Caminaba con paso firme mientras mi padre le hizo esta fotografía a traición. Certera en sus movimientos y decisiones, la velocidad era un rasgo característico en ella cuando se dirigía a todas partes: cuando nos despertaba cantando ‘La llorona’, o al preparar la comida, o mientras limpiaba la casa; también cuando iba a misa y, más que nunca, a la escuela. A ella no le gustaba decir que era profesora en un colegio; le gustaba ser maestra de escuela.
Al delantal, la plancha y la sartén se sumaron la máquina de escribir, la tiza y el papel calco con el que preparaba los controles de evaluación. También el paquete de ducados y los termos de café que fueron compañeros inseparables de fatiga. La fatiga de ser madre, ama de casa y trabajadora.
Que todas las madres son maestras es un hecho incuestionable. Maestras a la hora de encaminar nuestros pasos, en procurar sembrar nuestros logros aunque sea a cambio de recoger fracasos y sinsabores. En nuestro caso nuestra madre asumió la condición de maestra por partida doble en sentido literal. Ella cargó con ese cometido sin rechistar. Y no por ser sumisa, sino inconformista con un entorno en el que no terminaba de estar bien visto que una mujer con cuatro hijos saliera de casa para traer el dinero.
Mujer católica, rebelde y luchadora, siempre defendió la injusticia cometida con el personaje bíblico de Marta, la hermana de María y Lázaro, reprendida por Jesucristo por dedicarse a atender a su invitado disponiendo para que todo fuera de su agrado mientras María atendía a la palabra de Dios.
Poco antes de jubilarse el alzhéimer se presentó por sorpresa. A traición, igual que aquella foto inocente de mi padre, quien se convirtió de la noche a la mañana en involuntario amo y señor de su casa. Una visita sin aviso, como la de Jesús a Marta en la parábola del Evangelio, que entorpeció sus movimientos y que la sumió en un silencio cruel. Pareciera como si el destino hubiera querido que ahora jugase el papel de María y se dejase de preparativos ante visitas inesperadas, de estar al pie del cañón y solucionar los problemas. Era hora de contemplar.
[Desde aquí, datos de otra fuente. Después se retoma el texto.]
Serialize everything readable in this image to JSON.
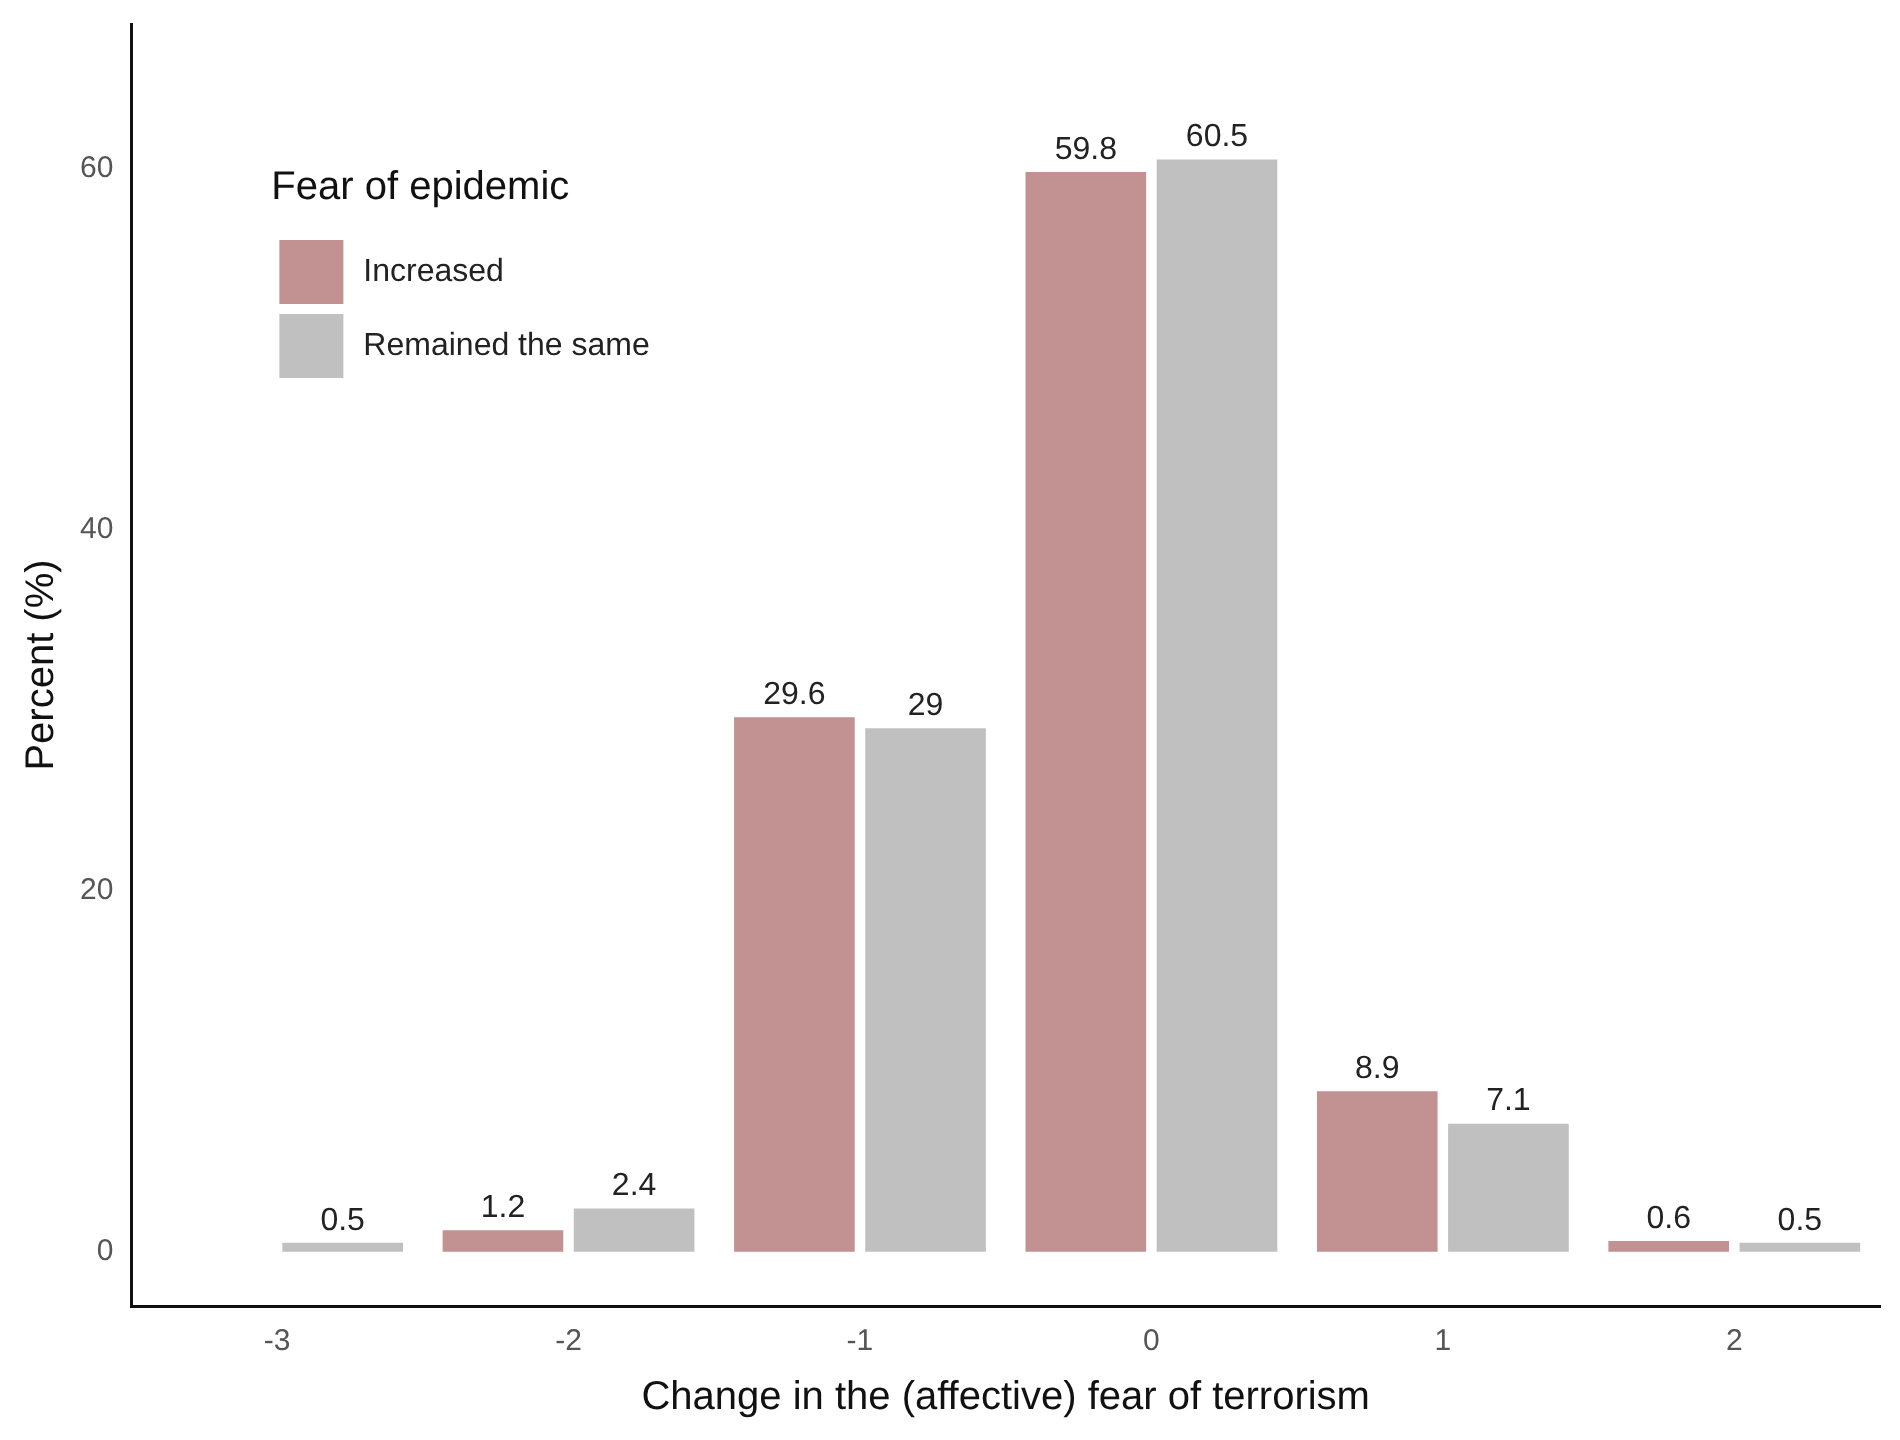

Pienso si realmente ha sido necesario pagar un precio tan elevado. Mientras la miro sentada bromeo con ella sobre alguna anécdota del pasado.
Sonríe.
Y lo hace con misterio y dulzura. Con la misma mirada intensa que muestra en la foto tomada hace tantos años. La misma que sirve de vínculo con su presente para enlazar toda esa maraña de recuerdos y vivencias que se niegan a desaparecer por el sumidero del olvido.
Sonríe. Con el misterio irresoluble de saber qué ocurre dentro de su cabeza y, a la vez, con la dulzura del cariño de una madre.
Eleva los ojos. Su mirada es imperturbable y serena.